Friends: Holy shit, is that a baby pouring beer down a red neck's open pie hole?
Bush: R E S P E C T, find out what this means to me. Sock it to me.
Friends: Is he all right? He looks all crazy googly eyed and shit and he smells like he's been drinking Aqua Velva.
Bush: Make me smell ya, going to Selma.
Karl Rove: He's the president, of course he's fine. Anything the president does is fine and since it's him doing it, it's automatically legal.
Bush: Auto legal, grab a beagle, chug some Chivas Regal.
Jenna Bush: Somebody mention having a drink? Cos' I could totally use one.

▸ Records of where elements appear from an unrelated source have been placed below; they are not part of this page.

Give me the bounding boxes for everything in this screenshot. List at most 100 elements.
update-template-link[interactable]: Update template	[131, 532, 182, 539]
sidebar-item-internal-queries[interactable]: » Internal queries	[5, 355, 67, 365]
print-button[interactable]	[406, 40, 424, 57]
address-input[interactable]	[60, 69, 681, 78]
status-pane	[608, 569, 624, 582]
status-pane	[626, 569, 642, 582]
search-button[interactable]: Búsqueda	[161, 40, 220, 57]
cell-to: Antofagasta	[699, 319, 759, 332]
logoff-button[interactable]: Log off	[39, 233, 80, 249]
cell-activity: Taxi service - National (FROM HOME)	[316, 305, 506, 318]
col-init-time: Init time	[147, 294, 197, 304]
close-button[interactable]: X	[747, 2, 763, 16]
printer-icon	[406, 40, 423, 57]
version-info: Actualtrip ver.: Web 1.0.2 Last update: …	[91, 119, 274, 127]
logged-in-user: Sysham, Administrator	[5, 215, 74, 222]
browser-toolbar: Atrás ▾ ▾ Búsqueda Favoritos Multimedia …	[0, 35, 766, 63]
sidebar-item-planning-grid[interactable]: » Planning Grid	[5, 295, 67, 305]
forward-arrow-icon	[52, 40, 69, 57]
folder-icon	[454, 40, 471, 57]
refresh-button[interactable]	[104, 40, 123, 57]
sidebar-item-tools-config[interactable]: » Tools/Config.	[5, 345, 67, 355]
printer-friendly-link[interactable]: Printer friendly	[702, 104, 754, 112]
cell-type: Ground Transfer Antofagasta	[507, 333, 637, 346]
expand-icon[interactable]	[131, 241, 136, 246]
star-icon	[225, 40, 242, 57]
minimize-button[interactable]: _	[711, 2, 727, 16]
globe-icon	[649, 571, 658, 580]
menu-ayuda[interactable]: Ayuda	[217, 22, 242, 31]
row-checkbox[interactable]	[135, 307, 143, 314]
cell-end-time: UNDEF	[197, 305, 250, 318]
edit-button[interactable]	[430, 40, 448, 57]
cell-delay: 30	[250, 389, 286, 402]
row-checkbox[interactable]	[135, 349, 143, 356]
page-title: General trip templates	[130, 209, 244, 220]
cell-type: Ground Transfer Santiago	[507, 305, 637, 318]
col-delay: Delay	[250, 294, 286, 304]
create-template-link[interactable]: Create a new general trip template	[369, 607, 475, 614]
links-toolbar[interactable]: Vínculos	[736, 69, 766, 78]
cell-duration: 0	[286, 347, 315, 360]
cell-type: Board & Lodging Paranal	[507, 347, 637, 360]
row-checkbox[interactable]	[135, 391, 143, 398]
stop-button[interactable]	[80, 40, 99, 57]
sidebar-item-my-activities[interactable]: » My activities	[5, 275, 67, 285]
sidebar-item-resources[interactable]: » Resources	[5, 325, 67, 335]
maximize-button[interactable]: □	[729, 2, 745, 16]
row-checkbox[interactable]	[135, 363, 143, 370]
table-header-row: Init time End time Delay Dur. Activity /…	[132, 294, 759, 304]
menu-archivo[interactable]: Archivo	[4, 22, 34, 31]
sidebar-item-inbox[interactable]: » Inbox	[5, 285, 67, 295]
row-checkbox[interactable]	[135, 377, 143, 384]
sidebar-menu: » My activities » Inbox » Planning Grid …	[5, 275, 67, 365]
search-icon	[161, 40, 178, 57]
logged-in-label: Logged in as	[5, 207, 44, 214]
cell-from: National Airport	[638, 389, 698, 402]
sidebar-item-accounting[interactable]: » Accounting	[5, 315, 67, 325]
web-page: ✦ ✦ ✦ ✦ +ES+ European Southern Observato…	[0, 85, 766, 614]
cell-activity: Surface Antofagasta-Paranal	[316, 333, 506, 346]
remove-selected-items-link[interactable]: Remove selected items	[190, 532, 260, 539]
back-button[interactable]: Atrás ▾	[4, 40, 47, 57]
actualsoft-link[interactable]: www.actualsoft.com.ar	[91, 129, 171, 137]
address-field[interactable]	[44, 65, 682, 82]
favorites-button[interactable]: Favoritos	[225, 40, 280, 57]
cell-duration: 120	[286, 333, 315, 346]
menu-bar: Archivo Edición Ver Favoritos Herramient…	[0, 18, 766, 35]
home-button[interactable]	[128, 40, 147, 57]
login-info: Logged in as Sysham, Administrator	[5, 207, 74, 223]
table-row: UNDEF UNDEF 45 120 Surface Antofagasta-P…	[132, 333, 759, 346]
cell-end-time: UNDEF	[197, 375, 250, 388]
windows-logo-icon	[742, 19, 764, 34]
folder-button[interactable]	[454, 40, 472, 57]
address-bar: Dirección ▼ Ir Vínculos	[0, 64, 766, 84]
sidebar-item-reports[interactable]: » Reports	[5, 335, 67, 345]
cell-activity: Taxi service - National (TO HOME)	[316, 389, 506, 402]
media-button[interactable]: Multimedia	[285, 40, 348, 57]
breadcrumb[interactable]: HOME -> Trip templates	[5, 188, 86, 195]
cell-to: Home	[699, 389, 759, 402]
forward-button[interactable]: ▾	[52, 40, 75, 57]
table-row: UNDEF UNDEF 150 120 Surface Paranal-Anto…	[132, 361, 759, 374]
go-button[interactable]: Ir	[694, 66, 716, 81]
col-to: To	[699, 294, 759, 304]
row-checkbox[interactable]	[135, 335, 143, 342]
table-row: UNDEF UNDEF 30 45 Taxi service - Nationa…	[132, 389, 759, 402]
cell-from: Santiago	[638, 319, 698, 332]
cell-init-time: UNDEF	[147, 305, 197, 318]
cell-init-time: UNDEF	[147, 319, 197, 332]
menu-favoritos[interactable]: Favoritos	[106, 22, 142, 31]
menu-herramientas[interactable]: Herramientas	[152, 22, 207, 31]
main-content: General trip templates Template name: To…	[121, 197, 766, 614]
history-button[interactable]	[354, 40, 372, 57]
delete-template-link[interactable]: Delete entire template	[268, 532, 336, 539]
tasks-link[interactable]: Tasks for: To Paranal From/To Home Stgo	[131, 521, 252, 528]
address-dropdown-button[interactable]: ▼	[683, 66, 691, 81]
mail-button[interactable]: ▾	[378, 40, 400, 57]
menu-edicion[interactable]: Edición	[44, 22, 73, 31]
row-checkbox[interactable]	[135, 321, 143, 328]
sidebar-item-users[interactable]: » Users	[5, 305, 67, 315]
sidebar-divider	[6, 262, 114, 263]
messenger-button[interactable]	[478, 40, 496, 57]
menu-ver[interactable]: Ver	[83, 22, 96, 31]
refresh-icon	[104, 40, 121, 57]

Maybe two or fif-fucking-teen!! Partayyyyy!
Karl Rove: Condi, get her out of here.
Condi: Yes Daddy. Come on Jenna, let's go and you can tell me whats new.
Bush: What's new, twats two, kiss a Jew.
Friends: (in a whisper) Man he's gone nuts. Maybe we better go.
Bush: Mash a screw, mah balls are blue, I love the needs of the few. scooby dooby doo.
Karl Rove: Maybe you should leave guys. Seriously, there's nothing wrong with him, he's just hungry.
Bush: (sings) I'm hungry like the wolf! Doo doo doo, hungry hiking neuf. Volleyball spiking poof. My name is Rio and I dance up on some jam.
Friends: Nope. He's not hungry, he's gone nuts.
Bush: (still singing) I've got a lovely bunch of coconuts, see them all standing in some snow.
Karl Rove: If you promise not to tell anyone about this and you go upsatirs right now, I'll let you play grab ass with Jenna and Condi.
Friends: Deal.
Karl Rove: Come on George, it's nap time honey.
Bush: (yawns) Ok Daddy. I wuv you.
Karl Rove: Sleep tight Georgie. You let me and the rest of the grown ups handle everything.
Bush: (big yawn) But I'm still the president, right?
Karl Rove: Sure Georgie, sure you are.